Şiir çok etkileyici. Fakat bir yaşam biçimine, bir karaktere ne bileyim bir alışkanlığa dönüşmesi zor galiba. Ama yinede anı yaşamak güzel bir kültür
 

Ynt: Karavan Sahibi Olabilmek için Emekliliği Beklemek Zorunda mıyız?

Bakın ben size eniştemden alıntıladığım bir anekdotu aktarayım. (Eniştem, 1971'den bu yana Almanya'da yaşıyor ve oradan işçi emeklisi)

Yetmişli yılların sonu, hastanede yatıyorum. Koğuş arkadaşım, yaşlı bir Alman; söyleşiyoruz sürekli onunla. Yetmişini devirmiş, çeşitli rahatsızlıkları olan bir Alman. Söyledikleri, bugün gibi aklımda; "Gençtik; canımız pasta yemek, dans etmek istiyordu ama paramız yoktu. Şimdi param var ama canım ne pasta yemek istiyor, ne de dans etmek!..."

Güzel ülkemde, emeğiyle geçinen, emek gelirinden başka olanakları olmayan insanların işi biraz daha zor. Yaşam savaşı, yılların akıp gitmesinin ayırdına varmayı engelliyor. Çoluk çocuk gailesi, bu türden hobilerin sürekli ertelenmesine neden oluyor. Bırakın karavanı, kamperi, dinlenme, eğlenme, gezi ve dinlence bile kısıtlanabiliyor. Emekli oluyor kişi ama bu kez de kaynak sorunu ortaya çıkıyor. Benim anladığım ve inandığım, sınırlı olanak, sınırlı çözüm ama muhakkak çözüm!... Yalnız bu arada, başka bir itiraz daha ortaya çıkabilir; kıytırık karavancılar!.. :D

Hadi kolay gelsin tümümüze.. :smiley:
Cavid Sezen
 

Ynt: Karavan Sahibi Olabilmek için Emekliliği Beklemek Zorunda mıyız?

Konuyla ilgili kişisel görüşlerime gelince;

İçinde insan faktörünün bulunduğu durumları kategorize etmeyi sevmem ama, genel anlamda bir saptama yapmak gerekirse insanlar ''yaşadığı hayattan ve kurduğu düzenden memnun olanlar ya da memnun olmayanlar şeklinde ikiye ayrılır.''

Doğası gereği insanoğlu genellikle hırslı ve tatminsizdir. Bu da bir çoğumuzu birinci kategoriye sokar. Buna ben de dahilim.
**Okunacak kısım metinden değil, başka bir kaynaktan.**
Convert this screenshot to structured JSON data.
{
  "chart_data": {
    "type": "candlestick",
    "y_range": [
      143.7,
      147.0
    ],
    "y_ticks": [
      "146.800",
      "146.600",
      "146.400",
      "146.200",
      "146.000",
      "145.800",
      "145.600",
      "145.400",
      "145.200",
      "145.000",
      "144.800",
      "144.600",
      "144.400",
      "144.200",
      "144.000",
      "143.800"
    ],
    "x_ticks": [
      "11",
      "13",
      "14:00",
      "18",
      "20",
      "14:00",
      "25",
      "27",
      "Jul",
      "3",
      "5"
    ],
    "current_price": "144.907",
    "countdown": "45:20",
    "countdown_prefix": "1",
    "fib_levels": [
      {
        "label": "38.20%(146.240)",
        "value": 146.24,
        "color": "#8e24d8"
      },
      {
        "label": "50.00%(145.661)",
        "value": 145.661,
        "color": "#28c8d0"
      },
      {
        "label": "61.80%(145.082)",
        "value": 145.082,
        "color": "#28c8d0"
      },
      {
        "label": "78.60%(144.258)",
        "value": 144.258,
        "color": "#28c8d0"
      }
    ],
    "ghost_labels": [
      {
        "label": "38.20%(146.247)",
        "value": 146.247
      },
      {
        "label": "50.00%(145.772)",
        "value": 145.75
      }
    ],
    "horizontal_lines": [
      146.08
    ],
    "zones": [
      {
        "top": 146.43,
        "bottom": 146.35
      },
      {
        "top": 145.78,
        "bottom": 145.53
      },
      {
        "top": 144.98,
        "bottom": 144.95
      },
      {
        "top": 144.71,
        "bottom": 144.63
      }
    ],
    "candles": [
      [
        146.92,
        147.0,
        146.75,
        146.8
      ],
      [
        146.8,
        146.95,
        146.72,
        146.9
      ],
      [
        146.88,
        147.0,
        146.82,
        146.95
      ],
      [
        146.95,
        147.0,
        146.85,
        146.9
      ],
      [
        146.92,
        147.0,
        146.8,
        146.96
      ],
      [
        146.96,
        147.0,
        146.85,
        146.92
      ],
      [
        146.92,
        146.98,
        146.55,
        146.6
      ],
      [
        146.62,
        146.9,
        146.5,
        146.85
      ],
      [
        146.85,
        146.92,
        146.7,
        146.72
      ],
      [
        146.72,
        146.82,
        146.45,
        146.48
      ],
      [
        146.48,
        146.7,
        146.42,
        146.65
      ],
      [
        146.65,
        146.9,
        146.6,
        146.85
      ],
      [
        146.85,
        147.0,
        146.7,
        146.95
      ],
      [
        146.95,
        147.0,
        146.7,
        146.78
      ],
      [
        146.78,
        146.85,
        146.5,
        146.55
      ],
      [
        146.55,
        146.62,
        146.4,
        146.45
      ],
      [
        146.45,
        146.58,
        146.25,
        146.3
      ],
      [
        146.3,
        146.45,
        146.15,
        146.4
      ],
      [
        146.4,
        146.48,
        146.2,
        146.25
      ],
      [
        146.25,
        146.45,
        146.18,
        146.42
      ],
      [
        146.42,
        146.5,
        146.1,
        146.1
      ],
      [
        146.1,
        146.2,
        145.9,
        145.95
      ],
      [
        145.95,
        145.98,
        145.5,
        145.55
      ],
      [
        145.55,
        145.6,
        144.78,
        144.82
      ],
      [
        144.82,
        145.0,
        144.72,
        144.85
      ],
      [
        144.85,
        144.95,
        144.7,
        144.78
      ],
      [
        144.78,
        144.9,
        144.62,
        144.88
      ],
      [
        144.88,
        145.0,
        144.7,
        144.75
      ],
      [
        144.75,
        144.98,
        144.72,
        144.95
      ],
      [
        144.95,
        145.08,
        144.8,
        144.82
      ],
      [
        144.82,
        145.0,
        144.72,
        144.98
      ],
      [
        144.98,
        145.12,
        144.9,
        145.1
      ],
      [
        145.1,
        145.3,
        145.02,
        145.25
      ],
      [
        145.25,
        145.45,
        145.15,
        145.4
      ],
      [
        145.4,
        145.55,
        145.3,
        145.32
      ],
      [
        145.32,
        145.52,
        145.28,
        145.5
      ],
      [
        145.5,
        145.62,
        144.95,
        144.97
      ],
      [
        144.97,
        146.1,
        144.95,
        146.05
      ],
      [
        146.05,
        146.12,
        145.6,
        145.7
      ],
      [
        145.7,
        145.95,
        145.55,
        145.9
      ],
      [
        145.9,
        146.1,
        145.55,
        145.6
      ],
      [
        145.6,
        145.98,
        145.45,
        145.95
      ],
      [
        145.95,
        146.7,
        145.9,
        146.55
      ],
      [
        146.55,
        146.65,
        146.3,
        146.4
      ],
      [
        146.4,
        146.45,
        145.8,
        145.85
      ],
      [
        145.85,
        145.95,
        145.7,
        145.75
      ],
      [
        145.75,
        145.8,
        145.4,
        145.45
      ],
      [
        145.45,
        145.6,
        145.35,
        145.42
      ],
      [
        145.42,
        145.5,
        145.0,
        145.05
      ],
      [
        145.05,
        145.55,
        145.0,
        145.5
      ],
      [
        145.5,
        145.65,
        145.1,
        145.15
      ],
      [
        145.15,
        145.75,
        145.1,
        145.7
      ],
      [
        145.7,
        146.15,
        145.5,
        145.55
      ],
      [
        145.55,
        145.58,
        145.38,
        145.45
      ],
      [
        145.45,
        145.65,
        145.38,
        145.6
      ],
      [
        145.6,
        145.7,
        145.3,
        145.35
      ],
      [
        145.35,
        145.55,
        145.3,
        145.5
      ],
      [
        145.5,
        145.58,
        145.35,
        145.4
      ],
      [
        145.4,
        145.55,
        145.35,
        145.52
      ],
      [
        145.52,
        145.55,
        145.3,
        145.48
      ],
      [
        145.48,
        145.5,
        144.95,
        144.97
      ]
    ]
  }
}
Hırs ve tatminsizlik konusunu illa ki daha çok para kazanmak, şan, şöhret edinmek, mal, mülk sahibi olmak olarak algılamayın. Daha sorunsuz ve daha rahat yaşamak, daha fazla keyif çatabilmek isteği de bir çeşit tatminsizliktir. Modern çağın şehir yaşantısı ve kapitalist sistemin tüketim dayatmaları pek çoğumuza kaçacak en ufak bir delik bile bırakmıyor... Arzu ettiğimiz yaşam biçimine ulaşabilmek için önümüzde çok fazla seçenek yok. Eğer küçük de olsa bir fırsat varsa kaçıp gitmek ve daha azına razı olmak ya da emekliliği beklemek... Yani ertelemek, ertelemek, ertelemek... Başka bir deyişle ölümü beklemek...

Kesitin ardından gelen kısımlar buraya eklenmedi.